The lines I found insightful about the way Serbs think:
‘The bombing was the worst thing the West could do to us – it only validated Milosevic’s rhetoric about the West hating the Serbs. The West has committed a series of blunders in its dealings with Milosevic,’ Bojana explains.
‘I can’t let them down. I’m their voice, and I have to go after those in power, the new and the old.’ – a Serb journalist.
‘The media is another problem – journalists here have been taught to repeat what they’ve been told and have grown up in a culture of self-censorship. Most of them do what they’ve always done – they just have different bosses. And the new power base is happy to exploit the situation.”
‘The only way for a reconciliation to occur is by knowing the truth about what has happened here. So many atrocities have taken place, but in order to forgive I need to know who I am to forgive, and why. It will be a difficult and painful process, but we have to go through it in order to proceed. We need a truth commission, like in South Africa. If we don’t determine who is guilty of what, the entire nation will be guilty – just of being Serbs.’
“Because no one was ever held accountable for anything, people allow themselves to forget – or, rather, remember only the parts they want to remember.”
“And this is how so many wars have started in the Balkans – through stretching historical facts to fit an emotional state, through lying about everything from statistics to myths. Great wars start out as folk songs and camp-fire stories, and end in genocide and bloodbaths.”

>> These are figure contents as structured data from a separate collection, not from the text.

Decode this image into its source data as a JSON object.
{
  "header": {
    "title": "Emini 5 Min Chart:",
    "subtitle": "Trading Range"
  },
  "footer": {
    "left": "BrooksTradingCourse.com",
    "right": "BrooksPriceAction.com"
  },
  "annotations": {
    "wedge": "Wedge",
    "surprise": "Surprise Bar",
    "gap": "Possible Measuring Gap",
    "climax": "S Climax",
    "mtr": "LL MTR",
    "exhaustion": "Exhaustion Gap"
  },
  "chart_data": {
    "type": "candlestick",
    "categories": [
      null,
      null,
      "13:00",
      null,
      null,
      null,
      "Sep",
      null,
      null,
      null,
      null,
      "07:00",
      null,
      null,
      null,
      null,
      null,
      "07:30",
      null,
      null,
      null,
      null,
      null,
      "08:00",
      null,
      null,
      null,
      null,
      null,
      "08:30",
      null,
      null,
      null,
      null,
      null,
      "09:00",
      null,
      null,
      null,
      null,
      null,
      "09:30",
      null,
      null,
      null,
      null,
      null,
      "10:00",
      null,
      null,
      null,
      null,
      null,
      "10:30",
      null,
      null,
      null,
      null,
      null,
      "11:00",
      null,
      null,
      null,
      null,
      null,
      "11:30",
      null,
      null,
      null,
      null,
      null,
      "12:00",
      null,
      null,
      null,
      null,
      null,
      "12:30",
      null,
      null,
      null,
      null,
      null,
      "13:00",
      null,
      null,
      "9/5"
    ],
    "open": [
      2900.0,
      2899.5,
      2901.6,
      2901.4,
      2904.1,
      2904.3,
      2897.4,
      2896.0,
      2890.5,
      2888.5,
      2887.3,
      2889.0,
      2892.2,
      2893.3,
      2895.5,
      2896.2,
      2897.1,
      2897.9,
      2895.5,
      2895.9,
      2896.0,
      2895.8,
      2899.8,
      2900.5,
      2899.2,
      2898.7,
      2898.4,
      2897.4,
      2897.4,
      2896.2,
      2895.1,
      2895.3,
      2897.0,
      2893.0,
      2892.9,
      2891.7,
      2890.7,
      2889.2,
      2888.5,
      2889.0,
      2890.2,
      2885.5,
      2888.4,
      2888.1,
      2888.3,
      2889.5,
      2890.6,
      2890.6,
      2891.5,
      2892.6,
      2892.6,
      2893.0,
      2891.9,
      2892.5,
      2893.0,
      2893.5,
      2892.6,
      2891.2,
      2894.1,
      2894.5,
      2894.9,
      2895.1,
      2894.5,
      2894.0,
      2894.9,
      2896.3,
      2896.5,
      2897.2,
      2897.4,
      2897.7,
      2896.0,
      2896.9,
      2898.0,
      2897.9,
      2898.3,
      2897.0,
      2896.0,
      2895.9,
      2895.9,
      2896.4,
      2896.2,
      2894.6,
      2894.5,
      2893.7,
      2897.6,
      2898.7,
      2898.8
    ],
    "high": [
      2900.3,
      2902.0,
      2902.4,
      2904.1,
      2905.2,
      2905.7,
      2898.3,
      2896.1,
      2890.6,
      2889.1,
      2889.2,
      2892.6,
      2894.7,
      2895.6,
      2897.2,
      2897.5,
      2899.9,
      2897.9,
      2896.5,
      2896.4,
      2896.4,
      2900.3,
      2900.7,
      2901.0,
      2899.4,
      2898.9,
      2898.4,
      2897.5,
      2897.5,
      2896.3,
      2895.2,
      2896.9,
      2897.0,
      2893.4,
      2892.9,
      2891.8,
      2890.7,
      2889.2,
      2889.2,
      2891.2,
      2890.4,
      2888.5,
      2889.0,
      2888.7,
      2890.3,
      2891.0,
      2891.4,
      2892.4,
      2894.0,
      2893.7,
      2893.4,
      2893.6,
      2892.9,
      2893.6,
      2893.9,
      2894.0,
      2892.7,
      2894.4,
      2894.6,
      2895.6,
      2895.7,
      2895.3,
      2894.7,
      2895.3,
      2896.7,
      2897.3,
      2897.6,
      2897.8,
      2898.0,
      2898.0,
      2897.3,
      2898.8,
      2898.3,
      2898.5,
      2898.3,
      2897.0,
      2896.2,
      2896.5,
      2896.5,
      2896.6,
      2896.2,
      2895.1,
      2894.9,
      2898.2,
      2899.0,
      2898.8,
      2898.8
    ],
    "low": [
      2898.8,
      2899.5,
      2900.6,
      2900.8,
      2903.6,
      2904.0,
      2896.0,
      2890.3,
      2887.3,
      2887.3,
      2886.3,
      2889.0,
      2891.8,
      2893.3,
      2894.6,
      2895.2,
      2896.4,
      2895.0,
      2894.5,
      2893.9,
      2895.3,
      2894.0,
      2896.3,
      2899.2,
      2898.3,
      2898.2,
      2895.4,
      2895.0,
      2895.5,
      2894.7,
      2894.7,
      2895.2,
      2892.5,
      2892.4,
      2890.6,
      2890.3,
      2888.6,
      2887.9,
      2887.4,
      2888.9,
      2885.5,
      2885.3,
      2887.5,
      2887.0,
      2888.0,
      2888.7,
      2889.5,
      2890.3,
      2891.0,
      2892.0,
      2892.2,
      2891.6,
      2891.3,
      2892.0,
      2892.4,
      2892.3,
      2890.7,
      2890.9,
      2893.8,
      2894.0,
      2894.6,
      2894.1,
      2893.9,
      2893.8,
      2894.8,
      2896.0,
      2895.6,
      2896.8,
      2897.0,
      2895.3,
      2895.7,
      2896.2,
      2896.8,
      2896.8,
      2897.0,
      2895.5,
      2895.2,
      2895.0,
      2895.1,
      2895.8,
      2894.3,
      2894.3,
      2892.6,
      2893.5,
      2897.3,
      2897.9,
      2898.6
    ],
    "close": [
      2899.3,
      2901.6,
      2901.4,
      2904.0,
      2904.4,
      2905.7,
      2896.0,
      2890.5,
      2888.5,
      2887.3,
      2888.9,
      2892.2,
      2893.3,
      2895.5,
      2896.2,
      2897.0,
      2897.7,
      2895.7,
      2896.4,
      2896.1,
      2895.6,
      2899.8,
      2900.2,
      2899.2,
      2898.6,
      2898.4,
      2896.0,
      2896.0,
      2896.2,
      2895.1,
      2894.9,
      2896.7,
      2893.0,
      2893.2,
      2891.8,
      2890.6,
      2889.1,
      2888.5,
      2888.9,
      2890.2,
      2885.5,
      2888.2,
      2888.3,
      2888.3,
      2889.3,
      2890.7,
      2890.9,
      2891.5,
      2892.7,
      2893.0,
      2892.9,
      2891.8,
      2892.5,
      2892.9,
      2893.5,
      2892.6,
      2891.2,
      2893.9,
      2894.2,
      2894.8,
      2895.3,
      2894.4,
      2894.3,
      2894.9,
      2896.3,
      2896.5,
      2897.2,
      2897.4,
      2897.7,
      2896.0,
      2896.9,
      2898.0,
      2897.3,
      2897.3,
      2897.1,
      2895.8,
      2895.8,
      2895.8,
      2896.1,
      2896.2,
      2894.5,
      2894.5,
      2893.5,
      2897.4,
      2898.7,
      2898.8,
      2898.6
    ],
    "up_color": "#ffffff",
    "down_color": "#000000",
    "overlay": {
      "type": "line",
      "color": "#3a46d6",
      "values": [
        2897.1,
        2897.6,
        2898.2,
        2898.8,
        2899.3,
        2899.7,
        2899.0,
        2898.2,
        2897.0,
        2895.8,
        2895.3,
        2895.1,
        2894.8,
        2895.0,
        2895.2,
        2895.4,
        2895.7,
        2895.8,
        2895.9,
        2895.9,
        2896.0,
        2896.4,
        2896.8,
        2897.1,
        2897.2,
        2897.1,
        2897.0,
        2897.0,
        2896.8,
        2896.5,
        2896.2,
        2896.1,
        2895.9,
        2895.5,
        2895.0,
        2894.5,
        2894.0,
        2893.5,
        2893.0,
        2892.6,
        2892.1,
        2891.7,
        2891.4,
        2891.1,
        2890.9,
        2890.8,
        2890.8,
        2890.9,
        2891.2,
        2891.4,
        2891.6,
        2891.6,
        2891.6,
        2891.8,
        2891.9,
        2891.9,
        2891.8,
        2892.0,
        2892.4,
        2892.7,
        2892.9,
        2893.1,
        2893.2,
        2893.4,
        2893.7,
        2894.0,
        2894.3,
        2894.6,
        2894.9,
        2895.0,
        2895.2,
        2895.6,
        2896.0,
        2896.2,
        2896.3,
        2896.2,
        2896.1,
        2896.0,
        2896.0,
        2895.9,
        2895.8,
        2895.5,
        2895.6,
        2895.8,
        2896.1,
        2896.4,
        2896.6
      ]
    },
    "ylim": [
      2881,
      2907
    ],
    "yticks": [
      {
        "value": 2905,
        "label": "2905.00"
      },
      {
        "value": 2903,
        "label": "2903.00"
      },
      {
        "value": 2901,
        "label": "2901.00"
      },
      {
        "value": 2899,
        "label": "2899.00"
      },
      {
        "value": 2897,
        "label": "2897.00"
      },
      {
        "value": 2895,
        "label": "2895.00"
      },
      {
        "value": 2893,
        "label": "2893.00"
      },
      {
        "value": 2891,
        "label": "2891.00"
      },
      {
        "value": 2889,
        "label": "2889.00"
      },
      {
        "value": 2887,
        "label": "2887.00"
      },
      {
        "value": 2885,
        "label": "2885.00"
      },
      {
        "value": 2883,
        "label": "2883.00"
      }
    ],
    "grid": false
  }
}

‘The West should be ashamed. The bombing presented the opposition with enormous difficulties. At the last election I urged people to vote for a democracy styled on Western Europe, and then these very same democracies attack us. How am I supposed to justify this? I asked people to put their faith in the EU flag – and the next thing we know, we’re bombed by the EU!’
“The best way to shake people out of their inertia is to put them in debt. Then you give them the power to realise their dreams overnight, while ensuring that they’ll spend years paying for their dreams. This is the principle upon which the stability of the Western world rests.’